There’s also $20 million in IOTA that Sønstebø has decided is his now — which is actually IOTA tokens from the original crowdsale that weren’t picked up by the buyers at the time.
Reddit user catlong-is-long from /r/buttcoin has attempted a short timeline of the present mess, for your popcorn munching — if not enlightenment as such. [Reddit]
ICO ICO
In SEC v. Telegram, the SEC has filed more court documents listing possible investors in Telegram’s $1.7 billion ICO for Grams — CoinDesk goes through the candidates. [CoinDesk]
SEC Commissioner Hester Peirce has proposed an all-purpose get-out for ICO tokens — a three-year grace period from their first token sale, to achieve sufficient decentralisation to no longer be deemed a “security” under the Howey test. Peirce says the grace period would be “dependent on development teams acting in good faith” — good thing ICOs are only mostly scams, then. [CoinDesk]
Libra, still unbalanced
So why did Mastercard leave Libra? Mastercard chief Ajay Banga speaks to the Financial Times — and throws Libra under the bus so hard, it bounces twice.

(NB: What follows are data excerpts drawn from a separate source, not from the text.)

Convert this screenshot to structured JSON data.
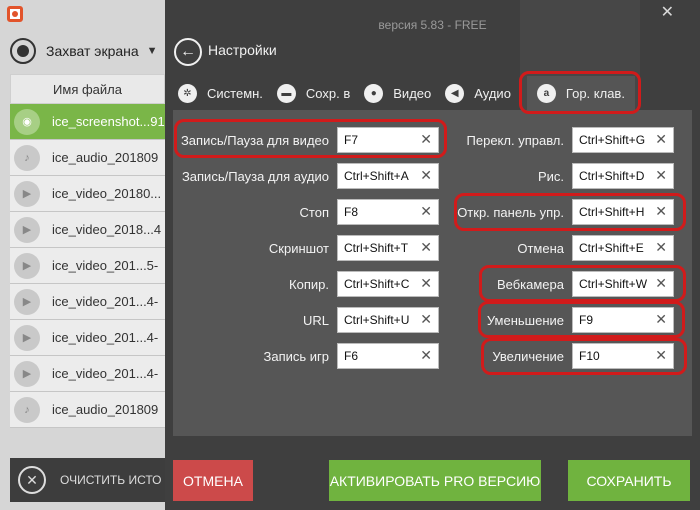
{
  "left_app": {
    "capture_label": "Захват экрана",
    "column_header": "Имя файла",
    "files": [
      {
        "name": "ice_screenshot...91",
        "type": "screenshot",
        "selected": true
      },
      {
        "name": "ice_audio_201809",
        "type": "audio",
        "selected": false
      },
      {
        "name": "ice_video_20180...",
        "type": "video",
        "selected": false
      },
      {
        "name": "ice_video_2018...4",
        "type": "video",
        "selected": false
      },
      {
        "name": "ice_video_201...5-",
        "type": "video",
        "selected": false
      },
      {
        "name": "ice_video_201...4-",
        "type": "video",
        "selected": false
      },
      {
        "name": "ice_video_201...4-",
        "type": "video",
        "selected": false
      },
      {
        "name": "ice_video_201...4-",
        "type": "video",
        "selected": false
      },
      {
        "name": "ice_audio_201809",
        "type": "audio",
        "selected": false
      }
    ],
    "clear_label": "ОЧИСТИТЬ ИСТО"
  },
  "dialog": {
    "version": "версия 5.83 - FREE",
    "title": "Настройки",
    "tabs": [
      {
        "label": "Системн.",
        "icon": "gear-icon"
      },
      {
        "label": "Сохр. в",
        "icon": "folder-icon"
      },
      {
        "label": "Видео",
        "icon": "record-icon"
      },
      {
        "label": "Аудио",
        "icon": "speaker-icon"
      },
      {
        "label": "Гор. клав.",
        "icon": "hotkey-icon",
        "active": true
      }
    ],
    "hotkeys_left": [
      {
        "label": "Запись/Пауза для видео",
        "value": "F7"
      },
      {
        "label": "Запись/Пауза для аудио",
        "value": "Ctrl+Shift+A"
      },
      {
        "label": "Стоп",
        "value": "F8"
      },
      {
        "label": "Скриншот",
        "value": "Ctrl+Shift+T"
      },
      {
        "label": "Копир.",
        "value": "Ctrl+Shift+C"
      },
      {
        "label": "URL",
        "value": "Ctrl+Shift+U"
      },
      {
        "label": "Запись игр",
        "value": "F6"
      }
    ],
    "hotkeys_right": [
      {
        "label": "Перекл. управл.",
        "value": "Ctrl+Shift+G"
      },
      {
        "label": "Рис.",
        "value": "Ctrl+Shift+D"
      },
      {
        "label": "Откр. панель упр.",
        "value": "Ctrl+Shift+H"
      },
      {
        "label": "Отмена",
        "value": "Ctrl+Shift+E"
      },
      {
        "label": "Вебкамера",
        "value": "Ctrl+Shift+W"
      },
      {
        "label": "Уменьшение",
        "value": "F9"
      },
      {
        "label": "Увеличение",
        "value": "F10"
      }
    ],
    "buttons": {
      "cancel": "ОТМЕНА",
      "pro": "АКТИВИРОВАТЬ PRO ВЕРСИЮ",
      "save": "СОХРАНИТЬ"
    }
  },
  "colors": {
    "accent_green": "#70b33f",
    "cancel_red": "#cc4a4a",
    "highlight_red": "#d11b1b",
    "dialog_bg": "#3f3f3f"
  }
}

Banga couldn’t get other Association members to commit to “not do anything that is not fully compliant with local law” — such as basic due diligence and Know-Your-Customer. “Every time you talked to the main proponents of Libra, I said ‘Would you put that in writing?’ They wouldn’t.”
Banga couldn’t see how Libra was going to make its money — and “when you don’t understand how money gets made, it gets made in ways you don’t like.” And Libra’s claims of “financial inclusion” made no coherent sense to him. [Financial Times, paywalled]
The Official Monetary and Financial Institutions Forum got Ipsos MORI to run an Internet-based poll on digital payments across 13 countries. The people they surveyed are not happy with the idea of tech companies issuing currencies (they mean Libra), but are much happier with the idea of central banks issuing currencies — in fact, central banks are the most trusted financial institutions. The Financial Times summarised the results, or you can read the full report on OMFIF’s site. [Financial Times, paywalled; OMFIF survey report, PDF]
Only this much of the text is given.